Herkesin yetenekli olduğu bir konu vardı. Mesela bilgi, araştırma, istihbarat kısmını Ege ve Alin yapıyordu.
Feza ve Çağan saha görevini üstleniyordu, Barlas ekibin lideriydi, komuta ondaydı. Yiğit ise onu henüz tahmin edemiyordum.
Baskın bir karakter olduğu belliydi ama bu ekibin hangi parçasıydı acaba. Ben kendimi yedek parça gibi hissediyordum.
Arka bahçeye geldiğimde, kurulu bir poligon, küçük, kare bir masanın üzerinde bir sürü tabanca sıralı, masanın önünde beni bekleyen Feza ile karşılaştım.
Feza... Ekibin sessizi, bence grubun ağabeyi idi. Sert çehresi ve kemikli yüz hatları ile pek güler yüzlü biri değildi ama kanım ısınmıştı ona da.
Yanına adımladığımda, temizlediği tabancayı bıraktı ve bana döndü.
“Hoş geldin Ahu” dedi sert sesiyle.
Kafamı eğerek, selam verdim. O da temizlediği silahı, birleştirdi ve masaya bıraktı. Ardından eline sarı renkli kulaklığı alarak bana yaklaştı, kulaklığı iki tarafından tuttu ve hızla ensemden boynuma geçirdi.
Çevik hareketi ile tepki vermemiştim. Eline tabancayı aldı ve namluyu benden ters tarafa çevirip, gözlerini bana dikti. Gözlerimin içine baktı ve konuşmaya başladı.
“Silah tutuşu, çoğu zaman nişan almaktan daha önemlidir Ahu” dedi.
Ardından sağ elinin kaldırdı, son üç parmağını işaret etti ve konuşmaya başladı.
“Silahı tutuşta en önemli kısım, bu üç parmağının, büyükten küçüğe doğru silahın kabzasını sağlam kavramasıdır” dedi.
Eliyle önce gevşek tuttu silahı, ardından önce serçe parmağını, sonra yüzük, en sonda orta parmağı ile sertçe kavradı kabzayı.
“Burayı tutarken, öyle sıkı tutacaksın ki, hava bile girmeyecek Ahu” dediğinde, anladığımı belirten mırıltılar çıkardım. Devam etti.
Sol elinin son üç parmağını kaldırdı ve konuştu:
“Bu üç parmağınla da, kabzayı tuttuğun elini sağlama alacaksın.”
İki eliyle silahı kavradığında, poligona döndü, bende görüş açısına girdim.
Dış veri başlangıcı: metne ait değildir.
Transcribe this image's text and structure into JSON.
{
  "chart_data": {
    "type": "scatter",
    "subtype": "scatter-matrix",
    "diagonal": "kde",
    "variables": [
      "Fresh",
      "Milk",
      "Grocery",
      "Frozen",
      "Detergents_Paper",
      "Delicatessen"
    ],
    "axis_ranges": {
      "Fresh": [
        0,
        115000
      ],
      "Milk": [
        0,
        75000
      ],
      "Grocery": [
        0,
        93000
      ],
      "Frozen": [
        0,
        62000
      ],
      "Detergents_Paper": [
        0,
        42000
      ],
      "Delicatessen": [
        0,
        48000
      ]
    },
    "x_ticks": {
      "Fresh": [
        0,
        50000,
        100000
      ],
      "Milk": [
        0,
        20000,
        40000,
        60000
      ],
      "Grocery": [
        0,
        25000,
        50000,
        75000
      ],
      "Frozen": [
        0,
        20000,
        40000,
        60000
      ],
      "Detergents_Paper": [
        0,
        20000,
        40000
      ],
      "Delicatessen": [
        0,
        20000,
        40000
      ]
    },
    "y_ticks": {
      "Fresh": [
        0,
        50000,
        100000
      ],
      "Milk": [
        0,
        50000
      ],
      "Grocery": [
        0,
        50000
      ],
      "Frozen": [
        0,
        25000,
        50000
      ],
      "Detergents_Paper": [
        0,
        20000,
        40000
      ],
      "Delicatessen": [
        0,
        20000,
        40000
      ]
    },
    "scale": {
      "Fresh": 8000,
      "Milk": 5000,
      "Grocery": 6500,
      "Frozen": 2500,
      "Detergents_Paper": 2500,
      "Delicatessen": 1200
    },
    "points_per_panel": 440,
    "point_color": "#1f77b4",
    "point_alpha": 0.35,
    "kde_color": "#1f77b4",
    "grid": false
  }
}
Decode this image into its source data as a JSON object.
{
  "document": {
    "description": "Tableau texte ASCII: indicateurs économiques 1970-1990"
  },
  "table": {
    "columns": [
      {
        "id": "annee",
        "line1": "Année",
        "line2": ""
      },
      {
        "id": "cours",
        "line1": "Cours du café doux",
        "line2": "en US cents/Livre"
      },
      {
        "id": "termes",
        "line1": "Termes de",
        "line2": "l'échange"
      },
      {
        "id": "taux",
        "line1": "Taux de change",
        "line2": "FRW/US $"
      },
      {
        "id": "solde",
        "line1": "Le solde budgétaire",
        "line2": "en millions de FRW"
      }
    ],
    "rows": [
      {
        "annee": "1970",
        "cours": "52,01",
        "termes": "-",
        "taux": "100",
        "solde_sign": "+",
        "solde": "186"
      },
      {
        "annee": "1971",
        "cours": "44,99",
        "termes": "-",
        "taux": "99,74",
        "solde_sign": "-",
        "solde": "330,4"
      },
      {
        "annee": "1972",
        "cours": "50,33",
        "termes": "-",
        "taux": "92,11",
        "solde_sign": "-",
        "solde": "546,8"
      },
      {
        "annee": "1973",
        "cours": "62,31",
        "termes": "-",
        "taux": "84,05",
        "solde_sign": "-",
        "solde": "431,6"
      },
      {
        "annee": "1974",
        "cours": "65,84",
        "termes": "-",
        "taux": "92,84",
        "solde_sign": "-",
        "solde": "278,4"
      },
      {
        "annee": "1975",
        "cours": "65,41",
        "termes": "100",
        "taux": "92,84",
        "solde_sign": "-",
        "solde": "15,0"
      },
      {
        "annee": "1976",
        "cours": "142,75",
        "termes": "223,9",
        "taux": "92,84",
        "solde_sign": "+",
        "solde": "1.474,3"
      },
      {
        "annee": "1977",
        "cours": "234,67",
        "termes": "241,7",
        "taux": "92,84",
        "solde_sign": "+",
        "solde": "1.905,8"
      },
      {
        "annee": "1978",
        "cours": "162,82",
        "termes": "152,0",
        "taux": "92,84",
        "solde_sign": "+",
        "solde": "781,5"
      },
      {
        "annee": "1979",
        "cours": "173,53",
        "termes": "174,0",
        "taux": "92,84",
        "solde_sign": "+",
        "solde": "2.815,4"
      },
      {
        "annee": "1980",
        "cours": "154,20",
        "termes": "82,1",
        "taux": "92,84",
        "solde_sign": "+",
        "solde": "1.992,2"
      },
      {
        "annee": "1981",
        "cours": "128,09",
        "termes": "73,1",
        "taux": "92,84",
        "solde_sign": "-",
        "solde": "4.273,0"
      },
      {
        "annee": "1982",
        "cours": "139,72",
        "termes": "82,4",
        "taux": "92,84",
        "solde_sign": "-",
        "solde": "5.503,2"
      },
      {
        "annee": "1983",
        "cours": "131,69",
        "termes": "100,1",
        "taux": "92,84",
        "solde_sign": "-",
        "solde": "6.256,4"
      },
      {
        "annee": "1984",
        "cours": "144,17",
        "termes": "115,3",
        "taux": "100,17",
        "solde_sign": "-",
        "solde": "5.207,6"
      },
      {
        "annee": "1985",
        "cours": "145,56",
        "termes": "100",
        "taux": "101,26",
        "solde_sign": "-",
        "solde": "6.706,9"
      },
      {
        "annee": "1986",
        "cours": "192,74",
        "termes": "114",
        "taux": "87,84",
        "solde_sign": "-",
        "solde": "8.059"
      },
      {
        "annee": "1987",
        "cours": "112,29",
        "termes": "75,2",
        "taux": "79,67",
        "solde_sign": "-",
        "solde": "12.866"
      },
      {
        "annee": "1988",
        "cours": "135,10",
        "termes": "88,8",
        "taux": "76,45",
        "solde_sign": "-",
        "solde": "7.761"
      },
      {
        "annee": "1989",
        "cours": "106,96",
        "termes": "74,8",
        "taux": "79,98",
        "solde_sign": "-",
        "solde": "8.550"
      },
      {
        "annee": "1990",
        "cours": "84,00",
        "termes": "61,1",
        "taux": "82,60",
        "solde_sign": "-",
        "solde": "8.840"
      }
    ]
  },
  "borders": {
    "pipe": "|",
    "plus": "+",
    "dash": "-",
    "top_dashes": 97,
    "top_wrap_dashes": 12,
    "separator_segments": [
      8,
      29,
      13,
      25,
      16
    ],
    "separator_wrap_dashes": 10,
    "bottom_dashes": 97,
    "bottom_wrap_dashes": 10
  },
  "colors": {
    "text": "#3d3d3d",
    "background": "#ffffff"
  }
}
“İki; Duruş: duruşun doğru değilse, atışta sendelersin” dedi. Ardından devam etti.
“Omuz genişliğindeki bacaklarından, birini hafif arkaya alacaksın, kalçanı biraz yana doğru alacaksın, omuzlar dik olacak.”
Hem anlatıyor, hem de pozisyonu gösteriyordu.